Forse la parola è impropria, ma è solo “colpa” degli altri, o l’Europa, in questo stallo, ha delle responsabilità?

«Lo abbiamo visto quanto inefficaci siano state le risposte delle nazioni europee alle sfide aperte dai nuovi scenari mondiali: a cominciare dalla reazione disordinata alla crisi economico-finanziaria iniziata nel 2007/2008, fino all’incapacità di gestire il caso Brexit e alla mancata presa di posizione “efficacemente europea” rispetto alle migrazioni. Noi europei, invece di cucire una coesione interna forte e solidale di fronte ai nuovi scenari globali, abbiamo preferito lasciare un vuoto di visione comune in cui hanno trovato ampio spazio di manovra le rinnovate aspirazioni sovraniste. Non ci dobbiamo stupire se siamo arrivati a mettere in discussione la sostenibilità del progetto di integrazione».

Quindi cosa è necessario fare in questa situazione?

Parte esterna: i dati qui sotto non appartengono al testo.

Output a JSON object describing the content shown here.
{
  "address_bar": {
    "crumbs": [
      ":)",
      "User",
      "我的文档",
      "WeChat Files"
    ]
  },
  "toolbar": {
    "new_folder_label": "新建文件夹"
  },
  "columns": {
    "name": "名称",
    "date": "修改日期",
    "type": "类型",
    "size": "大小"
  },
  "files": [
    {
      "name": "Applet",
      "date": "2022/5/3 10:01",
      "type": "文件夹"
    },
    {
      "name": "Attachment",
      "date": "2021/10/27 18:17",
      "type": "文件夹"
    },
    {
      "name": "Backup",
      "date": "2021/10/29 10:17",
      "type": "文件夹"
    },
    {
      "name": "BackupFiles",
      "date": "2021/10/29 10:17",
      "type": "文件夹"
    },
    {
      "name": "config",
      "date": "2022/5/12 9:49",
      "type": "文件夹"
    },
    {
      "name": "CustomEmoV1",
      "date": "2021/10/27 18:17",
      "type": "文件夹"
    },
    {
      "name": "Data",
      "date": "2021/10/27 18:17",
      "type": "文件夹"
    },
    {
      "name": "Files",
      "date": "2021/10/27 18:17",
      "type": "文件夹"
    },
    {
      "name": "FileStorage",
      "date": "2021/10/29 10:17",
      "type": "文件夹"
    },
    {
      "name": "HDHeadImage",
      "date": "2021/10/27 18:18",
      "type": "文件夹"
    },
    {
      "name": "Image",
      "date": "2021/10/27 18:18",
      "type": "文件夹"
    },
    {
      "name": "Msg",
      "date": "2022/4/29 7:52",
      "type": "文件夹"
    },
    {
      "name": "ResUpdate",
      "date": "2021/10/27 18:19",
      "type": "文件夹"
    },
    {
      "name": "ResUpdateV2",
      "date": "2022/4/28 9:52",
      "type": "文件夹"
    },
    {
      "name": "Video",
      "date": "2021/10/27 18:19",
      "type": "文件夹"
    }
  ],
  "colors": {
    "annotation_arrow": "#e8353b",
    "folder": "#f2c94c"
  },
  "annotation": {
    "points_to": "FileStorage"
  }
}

«In questa stagione critica bisogna individuare dei punti di riferimento comuni, in modo da non smarrire l’occasione epocale che ci è stata offerta dall’integrazione europea. Per fare questo è necessario puntare a processi di riconciliazione impegnativi e per nulla scontati, per sanare le fratture e ricomporre l’unità, in cui governi, istituzioni e popoli europei devono poter tornare a credere nella coralità di intenti e nella visione unitaria ai diversi livelli istituzionali e di società civile».

Da dove partire?

«Una sana autocritica è doverosa, ma non basta: bisogna riconoscere che le stesse fatiche dell’integrazione sono esse stesse un patrimonio per l’Europa e per il mondo, perché ci dicono la difficoltà e la serietà del processo. Abbiamo alle spalle decenni di successi, che hanno prodotto buone pratiche che hanno dato forma a mercati comuni, a movimenti di persone, a politiche pubbliche comunitarie, a meccanismi e procedure di condivisione della sovranità e della rappresentanza. Tutto ciò non può andare disperso. Persino la sfida di Brexit, per quanto dolorosa, non è la fine della relazione tra Regno Unito ed Europa, ma l’inizio di un nuovo rapporto e di una nuova stagione».

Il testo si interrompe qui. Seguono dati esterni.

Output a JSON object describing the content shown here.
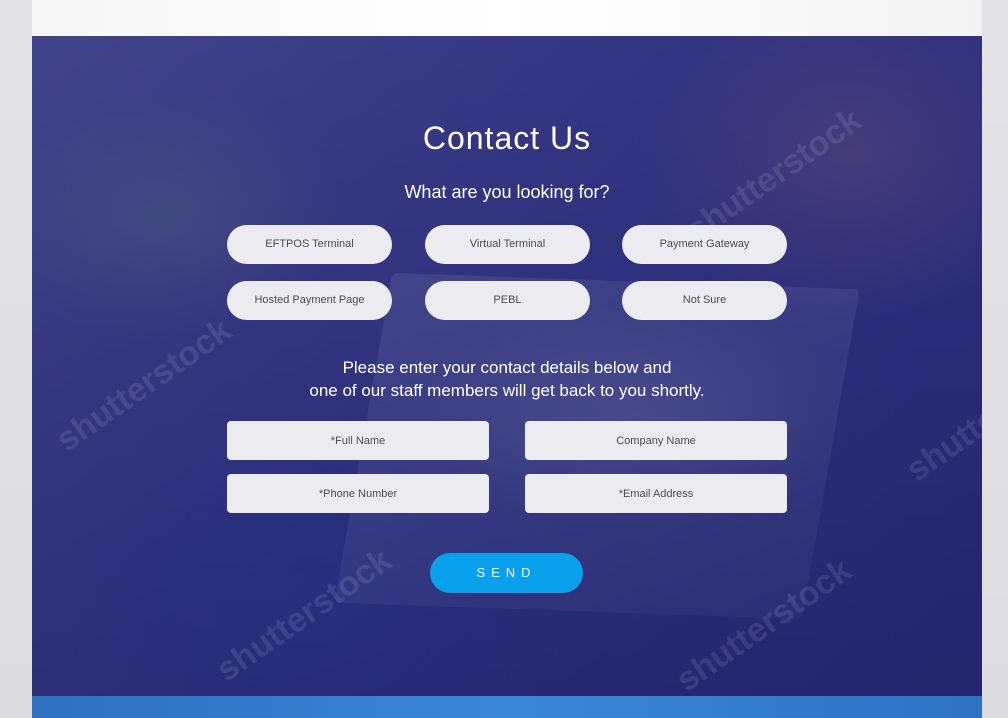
{
  "contact": {
    "title": "Contact Us",
    "subtitle": "What are you looking for?",
    "options": [
      {
        "label": "EFTPOS Terminal"
      },
      {
        "label": "Virtual Terminal"
      },
      {
        "label": "Payment Gateway"
      },
      {
        "label": "Hosted Payment Page"
      },
      {
        "label": "PEBL"
      },
      {
        "label": "Not Sure"
      }
    ],
    "instructions_line1": "Please enter your contact details below and",
    "instructions_line2": "one of our staff members will get back to you shortly.",
    "fields": {
      "full_name_placeholder": "*Full Name",
      "company_name_placeholder": "Company Name",
      "phone_placeholder": "*Phone Number",
      "email_placeholder": "*Email Address"
    },
    "send_label": "SEND"
  },
  "watermark": "shutterstock",
  "colors": {
    "overlay": "#2d3082",
    "pill_bg": "#ececf0",
    "send_button": "#0aa1ec",
    "bottom_strip": "#3a86d8"
  }
}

Nella prospettiva della Fraternità, cosa rappresenta, dunque, l’Europa?

«Le difficoltà ci stanno insegnando che le differenze da un lato rallentano l’integrazione, dall’altro rimandano a una pluralità interna che va tutelata. Sono ancora così attuali le parole di Papa Francesco, pronunciate nel 2016 in occasione della ricezione del premio Carlo Magno: gli europei devono ricordarsi che l’identità europea è sempre stata dinamica e multiculturale. Cosa rappresenta l’Europa? Tre possibilità: integrare, dialogare e generare. Ovvero tre compiti per il presente: credere nelle città come luoghi di convivenza; promuovere la cultura del dialogo dove aprire istanze per ricostruire il tessuto sociale, e infine coinvolgere tutti i livelli della società senza avere paura del futuro».